Frew John W, Hawkes Jason E, Krueger James G
Laboratory of Investigative Dermatology, The Rockefeller University, 1230 York Avenue, New York, NY 10065, USA.
Laboratory of Investigative Dermatology, The Rockefeller University, New York, NY, USA.
Ther Adv Chronic Dis. 2019 Mar 1;10:2040622319830646. doi: 10.1177/2040622319830646. eCollection 2019.
Hidradenitis suppurativa (HS) is a chronic inflammatory disease of the skin, manifesting in chronic, recurrent painful pustules, nodules, boils and purulent draining abscesses. Our current understanding of the pathogenesis of the disease is incomplete. This review aims to identify available treatment options in HS and discuss the pharmacological mechanisms through which such agents function. Identifying common pathways may inform our understanding of the pathogenesis of HS as well as identify future therapeutic targets. The pharmacological mechanisms implicated in topical therapies, antibiotic, hormonal, systemic immunomodulatory and biologic therapies for HS are discussed. Significant differences exist between agents and implicated pathways in therapy for mild and severe disease. This is an expression of the possible dichotomy in inflammatory pathways (and treatment responses) in HS. Studies involving monoclonal antibodies provide the greatest insight into what these specific mechanisms may be. Their variable levels of clinical efficacy compared with placebo bolsters the suggestion that differential inflammatory pathways may be involved in different presentations and severity of disease. Nuclear factor kappa B (NF-κB), tumor necrosis factor (TNF)-α and other innate immune mechanisms are strongly represented in treatments which are effective in mild to moderate disease in the absence of scarring or draining fistulae, however complex feed-forward mechanisms in severe disease respond to interleukin (IL)-1 inhibition but are less likely to respond to innate immune inhibition (through NF-κB or TNF-α) alone. It is unclear whether IL-17 inhibition will parallel TNF-α or IL-1 inhibition in effect, however it is plausible that small molecule targets (Janus kinase1 and phosphodiesterase 4) may provide effective new strategies for treatment of HS.

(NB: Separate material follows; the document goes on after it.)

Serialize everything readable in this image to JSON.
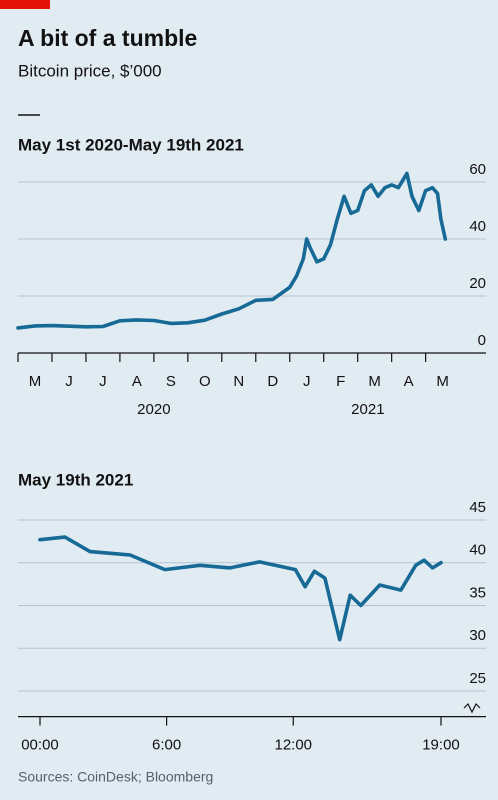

化脓性汗腺炎(HS)是一种皮肤慢性炎症性疾病,表现为慢性、复发性疼痛性脓疱、结节、疖肿及脓性引流脓肿。我们目前对该疾病发病机制的理解并不完整。本综述旨在确定HS可用的治疗方案,并讨论这些药物发挥作用的药理机制。确定共同途径可能有助于我们理解HS的发病机制,并确定未来的治疗靶点。本文讨论了HS局部治疗、抗生素治疗、激素治疗、全身免疫调节治疗及生物治疗所涉及的药理机制。轻度和重度疾病治疗中的药物及相关途径存在显著差异。这体现了HS炎症途径(及治疗反应)可能存在的二分法。涉及单克隆抗体的研究最有助于深入了解这些具体机制可能是什么。与安慰剂相比,它们不同的临床疗效水平支持了不同的炎症途径可能参与不同疾病表现和严重程度的观点。在无瘢痕或引流瘘管的轻至中度疾病治疗中,有效治疗方法中强烈体现了核因子κB(NF-κB)、肿瘤坏死因子(TNF)-α及其他固有免疫机制,然而在重度疾病中,复杂的前馈机制对白细胞介素(IL)-1抑制有反应,但单独对固有免疫抑制(通过NF-κB或TNF-α)反应较小。目前尚不清楚IL-17抑制是否会与TNF-α或IL-1抑制产生相同效果,不过小分子靶点(Janus激酶1和磷酸二酯酶4)可能为HS治疗提供有效的新策略,这似乎是合理的。